The antiviral activity was tested by adding molecules directly into virus culture. Using structure-based studies of chikungunya virus-specific nsP2 protease, researchers had identified two small molecules Pep-I and Pep-II for their inhibitory activity against vector borne disease.

Protease inhibitors have already been used successfully against HIV and hepatitis C virus.
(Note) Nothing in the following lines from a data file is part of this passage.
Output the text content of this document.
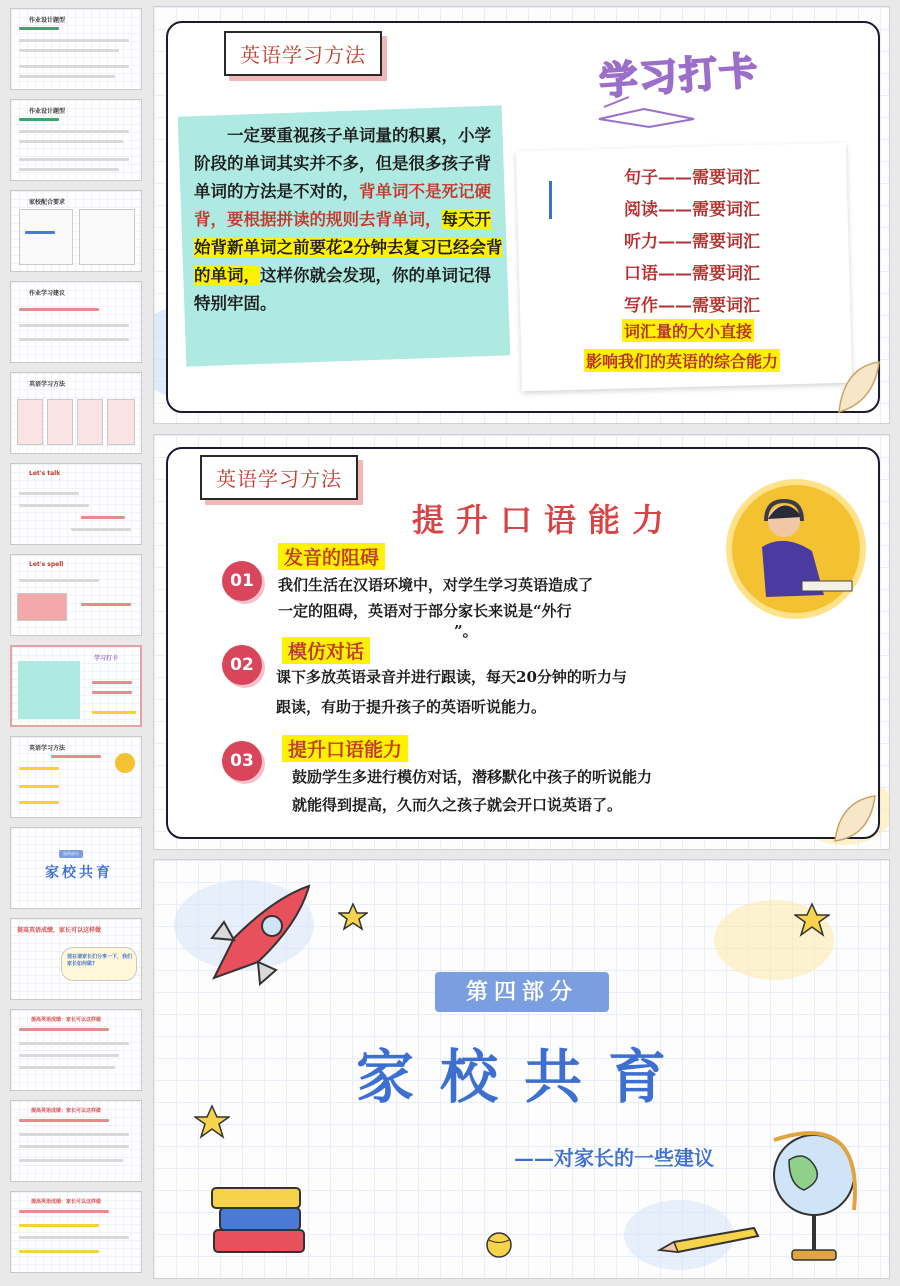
作业设计题型
作业设计题型
家校配合要求
作业学习建议
英语学习方法
Let's talk
Let's spell
学习打卡
英语学习方法
第四部分
家校共育
提高英语成绩，家长可以这样做
现在请家长们分享一下，我们家长如何做?
提高英语成绩：家长可以这样做
提高英语成绩：家长可以这样做
提高英语成绩：家长可以这样做
英语学习方法	学习打卡
一定要重视孩子单词量的积累，小学阶段的单词其实并不多，但是很多孩子背单词的方法是不对的，背单词不是死记硬背，要根据拼读的规则去背单词，每天开始背新单词之前要花2分钟去复习已经会背的单词，这样你就会发现，你的单词记得特别牢固。
句子——需要词汇
阅读——需要词汇
听力——需要词汇
口语——需要词汇
写作——需要词汇
词汇量的大小直接
影响我们的英语的综合能力
英语学习方法
提升口语能力
01
发音的阻碍
我们生活在汉语环境中，对学生学习英语造成了
一定的阻碍，英语对于部分家长来说是“外行
”。
02
模仿对话
课下多放英语录音并进行跟读，每天20分钟的听力与
跟读，有助于提升孩子的英语听说能力。
03	提升口语能力
鼓励学生多进行模仿对话，潜移默化中孩子的听说能力
就能得到提高，久而久之孩子就会开口说英语了。
第四部分
家校共育
——对家长的一些建议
Pep-I, one of two molecules has superior antiviral activity against chikungunya virus. It was found to effectively bind to protein of virus (nsP2 protease) and prevent virus from replicating. It is hypothesised that any molecule that inhibits nsP2 protease is having antiviral activity.

During studies it was confirmed that both molecules have significant ability to kill virus. Pep-I molecule was very efficient in killing the virus, 99% reduction in virus at 5 microMolar and Pep-II molecule showed reduced antiviral activity of only 50% even at a higher concentration of about 200 microMolar. The two molecules also reduced viral RNA thus confirming the antiviral activity.

Chikungunya

Chikungunya is a mosquito-borne virus that causes a disease. It is transmitted by Aedes aegypti and Aedes albopictus mosquitoes. Its symptoms are characterised by abrupt fever and severe joint pain, often in hands and feet, and may include headache, muscle pain, joint swelling or rash.

There is no specific antiviral drug treatment for chikungunya. There is no commercial vaccine to treat chikungunya. Chikungunya treatment is directed primarily at relieving the symptoms, including the joint pain using anti-pyretics, optimal analgesics and fluids.